Under Israeli law, Mr. Barak's resignation triggers special elections for a new prime minister within 60 days but only sitting members of parliament can compete. Mr. Netanyahu, who holds no public position, would be barred from running.
Instead, Mr. Netanyahu said he would try to persuade parliament to disband in the coming weeks, prompting a twin vote for prime minister and parliament in which he would be able to compete.
The vote was expected within weeks.
"It could go either way," said political scientist Barry Rubin of the BESA Center for Strategic Studies, explaining that some political parties were afraid of losing seats in a new vote.
Mr. Netanyahu is leading Mr. Barak by at least 15 points in opinion polls. If he is barred from competing, Mr. Barak would probably face Likud leader Ariel Sharon. Mr. Barak and Mr. Sharon are running neck-and-neck.

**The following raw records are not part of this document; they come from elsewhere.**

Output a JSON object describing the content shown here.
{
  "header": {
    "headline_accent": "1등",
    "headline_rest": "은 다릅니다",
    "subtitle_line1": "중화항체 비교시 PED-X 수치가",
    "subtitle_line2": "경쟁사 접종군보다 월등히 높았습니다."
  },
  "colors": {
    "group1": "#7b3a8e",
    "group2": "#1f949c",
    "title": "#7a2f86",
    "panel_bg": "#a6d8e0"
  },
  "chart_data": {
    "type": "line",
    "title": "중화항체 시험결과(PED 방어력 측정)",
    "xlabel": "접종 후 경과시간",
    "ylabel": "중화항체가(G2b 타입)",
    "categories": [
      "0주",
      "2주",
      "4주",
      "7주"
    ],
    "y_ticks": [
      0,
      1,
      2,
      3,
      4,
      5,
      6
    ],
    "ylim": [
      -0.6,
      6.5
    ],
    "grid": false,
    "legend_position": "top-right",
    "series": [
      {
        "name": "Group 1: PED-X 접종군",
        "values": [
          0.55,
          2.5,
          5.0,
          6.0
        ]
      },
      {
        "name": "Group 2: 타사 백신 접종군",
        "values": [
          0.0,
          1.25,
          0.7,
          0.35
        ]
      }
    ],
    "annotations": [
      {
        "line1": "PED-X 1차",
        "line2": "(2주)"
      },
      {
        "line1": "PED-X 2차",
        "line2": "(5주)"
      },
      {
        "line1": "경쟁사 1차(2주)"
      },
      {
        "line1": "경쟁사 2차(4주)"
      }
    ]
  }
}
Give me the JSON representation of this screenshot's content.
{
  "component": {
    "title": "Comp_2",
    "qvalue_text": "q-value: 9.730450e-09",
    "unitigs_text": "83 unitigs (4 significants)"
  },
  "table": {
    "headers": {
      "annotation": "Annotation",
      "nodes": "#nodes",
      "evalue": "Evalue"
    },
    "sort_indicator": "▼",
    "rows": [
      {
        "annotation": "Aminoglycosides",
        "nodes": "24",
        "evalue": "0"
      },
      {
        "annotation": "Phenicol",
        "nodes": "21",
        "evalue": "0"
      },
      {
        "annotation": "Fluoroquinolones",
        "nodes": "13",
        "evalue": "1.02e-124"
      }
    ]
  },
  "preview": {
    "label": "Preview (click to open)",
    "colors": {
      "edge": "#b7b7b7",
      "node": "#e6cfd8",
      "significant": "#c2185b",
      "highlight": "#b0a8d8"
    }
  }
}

Some Israeli analysts speculated that Mr. Barak's resignation would pressure Palestinians to agree to a quick peace agreement instead of facing future negotiations with Mr. Sharon or Mr. Netanyahu, who would offer fewer concessions.
But Palestinian leader Yasser Arafat ruled out a deal in the coming months.
"It means peace talks will stop until elections are over, and this is not the first time the talks and implementation are delayed," Mr. Arafat said in the Gaza Strip.
Mr. Barak agreed at Camp David to a Palestinian state in much of the West Bank and the Gaza Strip, but talks broke down over the fate of Jerusalem and other issues. Fighting since then has killed at least 310 persons, including two yesterday. Most of the casualties have been Palestinians.
Mr. Barak, who took his resignation letter to Israel's president yesterday, said he wanted a new vote of confidence from Israelis before renewing his bid to strike a conflict-ending peace accord with the Palestinians.
The Central Committee of his left-leaning Labor party met later and nominated Mr. Barak as its candidate for the new election.
"Likud's problem is not who will stand at its head, but the fact that it has no path or alternative that can change the reality," Mr. Barak told supporters.
He said he would not block legislation aimed at letting Mr. Netanyahu compete, though analysts said his prospects of beating the former Israeli leader were poor.
Without parallel elections for a new parliament, Mr. Barak would stand a better chance of getting re-elected but would still preside over a fragile coalition.
"Suppose he wins the election. So what?" said Mr. Rubin, the political scientist. "Then he has to face the same parliament where, if he's lucky, he has a one vote majority. He'll be no better off."